Friday, November 11, 2011

My Winery Adventure

I went to a winery about 40 minutes from home today to meet some work friends. It was a small family operation, out in a place not known for wine since before Prohibition. It's also not known for diversity or as a queer center of the universe like, say, San Francisco. So imagine my surprise when I saw what appeared to be a butch/femme couple walking the property.

First I spied them through the trees, then I decided it would be ludicrous not to ask. It's part of the performance of the art, to approach, even in unlikely circumstances. Besides which, I hadn't done it earlier (twice) at the grocery store when I was picking up Guacamole Garden of Eatin' chips for the winery picnic (in the rain and cold). And I felt a bit guilty about that. Guilt or perhaps gutless or even lazy really, seeing as how I was in a hurry, the store was packed with humanity and its children off for Veteran's Day, and I just didn't respond quick enough to the note in my mind that said, twice, "there's a butch, ask."

So yes, I stepped quickly over the wet gravel from the picnic area to where the couple was walking, on their way out after having toured the winery. I yelled, not subtlely but necessarily given the distance between us and their pace, "Are you a butch and femme couple?" They looked at me, but didn't answer (perhaps they thought I was speaking to someone else, I was sort of far away for such an out of the ordinary question, and kept walking, possibly faster, or I might have imagined that.

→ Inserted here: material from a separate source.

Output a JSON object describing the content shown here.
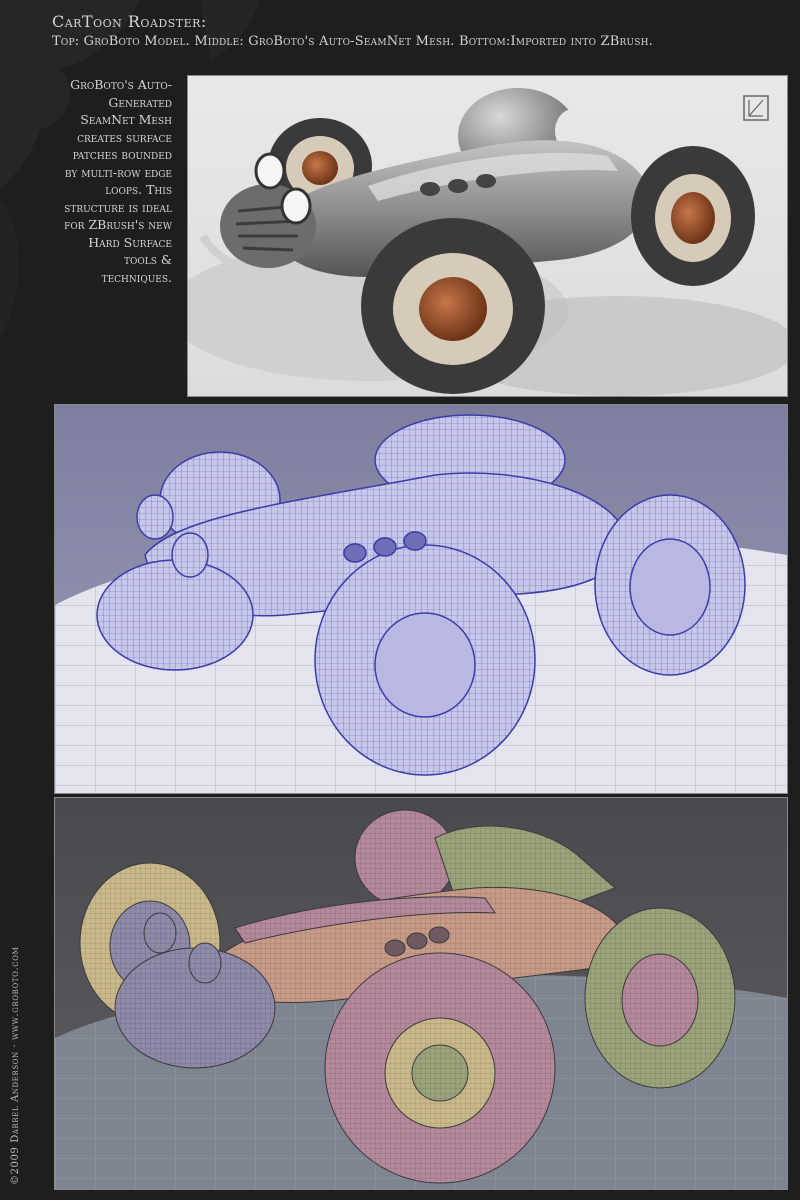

I asked it again, this time closer on account of my quickened pace, and they sort of stopped, hestitantly, perhaps slowly backing away from me. "Are you a butch and femme couple?" I repeated. Confusion. "Are you a butch?" I then asked the masculine of the two, since they hadn't exactly answered but instead looked at each other and me as if this couldn't possibly be happening out in the middle of nowhere after a lovely fall tour of the vineyards.

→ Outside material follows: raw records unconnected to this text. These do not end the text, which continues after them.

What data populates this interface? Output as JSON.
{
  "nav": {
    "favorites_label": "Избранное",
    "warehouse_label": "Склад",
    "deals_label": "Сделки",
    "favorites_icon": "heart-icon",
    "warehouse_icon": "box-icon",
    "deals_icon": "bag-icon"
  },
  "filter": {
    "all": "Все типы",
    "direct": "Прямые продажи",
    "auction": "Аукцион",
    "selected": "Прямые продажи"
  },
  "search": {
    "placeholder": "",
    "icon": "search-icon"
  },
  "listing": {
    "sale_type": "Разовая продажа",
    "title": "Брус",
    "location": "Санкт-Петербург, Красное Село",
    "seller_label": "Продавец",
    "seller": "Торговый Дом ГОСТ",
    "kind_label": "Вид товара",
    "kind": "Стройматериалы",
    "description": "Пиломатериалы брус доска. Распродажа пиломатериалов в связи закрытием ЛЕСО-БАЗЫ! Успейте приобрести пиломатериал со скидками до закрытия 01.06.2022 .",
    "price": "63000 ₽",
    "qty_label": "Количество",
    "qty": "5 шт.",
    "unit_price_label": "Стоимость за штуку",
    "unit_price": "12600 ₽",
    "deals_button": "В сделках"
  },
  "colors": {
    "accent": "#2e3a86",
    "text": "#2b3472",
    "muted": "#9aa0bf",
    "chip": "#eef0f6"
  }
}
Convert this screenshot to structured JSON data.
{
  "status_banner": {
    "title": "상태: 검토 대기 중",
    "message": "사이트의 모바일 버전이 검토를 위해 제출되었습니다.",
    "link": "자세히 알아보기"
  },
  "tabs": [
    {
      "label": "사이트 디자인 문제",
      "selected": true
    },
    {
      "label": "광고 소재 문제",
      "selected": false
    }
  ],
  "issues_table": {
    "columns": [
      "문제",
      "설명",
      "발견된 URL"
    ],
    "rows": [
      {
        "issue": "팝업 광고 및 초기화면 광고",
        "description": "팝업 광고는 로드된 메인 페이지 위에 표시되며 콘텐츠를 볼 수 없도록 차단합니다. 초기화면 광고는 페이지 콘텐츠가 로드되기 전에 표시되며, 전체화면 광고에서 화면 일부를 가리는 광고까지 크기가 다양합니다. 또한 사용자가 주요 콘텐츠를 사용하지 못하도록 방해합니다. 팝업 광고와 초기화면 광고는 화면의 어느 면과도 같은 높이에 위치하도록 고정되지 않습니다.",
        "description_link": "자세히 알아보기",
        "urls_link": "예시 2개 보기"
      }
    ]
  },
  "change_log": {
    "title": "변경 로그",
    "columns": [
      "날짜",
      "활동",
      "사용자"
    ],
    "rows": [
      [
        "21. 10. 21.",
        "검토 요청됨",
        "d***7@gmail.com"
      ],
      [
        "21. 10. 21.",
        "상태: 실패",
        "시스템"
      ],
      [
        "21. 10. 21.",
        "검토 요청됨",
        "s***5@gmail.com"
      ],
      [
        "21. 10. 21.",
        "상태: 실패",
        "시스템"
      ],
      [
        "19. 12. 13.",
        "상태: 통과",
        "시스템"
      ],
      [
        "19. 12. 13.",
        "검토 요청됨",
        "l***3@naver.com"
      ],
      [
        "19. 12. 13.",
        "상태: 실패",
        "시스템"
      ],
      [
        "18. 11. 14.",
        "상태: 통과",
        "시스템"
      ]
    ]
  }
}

"I'm a femme and I have this sight called Butch Sightings. Are you a butch? I'd love to take your picture." The feminine of the two spoke up, "More of a man than a butch."

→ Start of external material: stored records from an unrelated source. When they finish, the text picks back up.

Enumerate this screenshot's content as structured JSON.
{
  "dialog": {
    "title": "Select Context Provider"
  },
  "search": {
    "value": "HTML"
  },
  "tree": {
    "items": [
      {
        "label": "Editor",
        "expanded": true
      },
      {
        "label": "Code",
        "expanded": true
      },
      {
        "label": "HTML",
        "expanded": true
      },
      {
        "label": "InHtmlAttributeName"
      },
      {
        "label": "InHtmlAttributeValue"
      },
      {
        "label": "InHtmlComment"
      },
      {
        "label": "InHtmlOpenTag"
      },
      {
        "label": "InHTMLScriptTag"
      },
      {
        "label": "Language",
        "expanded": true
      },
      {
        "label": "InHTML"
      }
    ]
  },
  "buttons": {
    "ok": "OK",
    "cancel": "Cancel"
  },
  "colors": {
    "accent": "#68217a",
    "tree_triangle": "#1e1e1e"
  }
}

"Oh," I said. Realization and self-consciousness dawning.You're trans?

"Yes, I guess so. Trans. I guess if that makes me butch, but I think of that as a derogatory term."

"Would you like your picture taken?"

"Will I get paid for it?"

"No, this is just my personal project. Sorry to bother you. Here's a card." I think he thought the card was something other than it was, beause he seemed hesitant to take it. I think, in retrospect, they thought they weren't recognizable as queers. I'm not sure, and the whole thing was very awkward. I really wanted to know more about the perception of the term "butch" as derogatory, but they didn't want to talk and I had clearly overstepped my bounds.

But, that's part of the project. If it were always simple or easy, it wouldn't be worth it. I just hope I didn't upset them too much.

My coworkers were highly amused when I explained myself upon my return. "Jenny and her hijinks," they must've been thinking. They say I have big balls for a woman. Or perhaps I'm simply an overbearing social klutz.


  1. My favorite part of this great anecdote is when you yelled to them from far away. lol. They probably thought they were passing as straight. Are you sure he wasn't a bio-man? I've approached what I've thought was a butch in a plaid-flannel shirt only to discover as I walked towards the person, camera poised, smiling, that it was a young teenaged boy.

  2. Definitely not a bio man. Not sure "trans" is a word he actually used either. They may have thought they were passing for straight, they weren't. Still, can you imagine being in that illusion and having a funky bohemian loud-mouth fat femme yelling across the wet gravel at you? Wait, I know *you* can. Nevermind.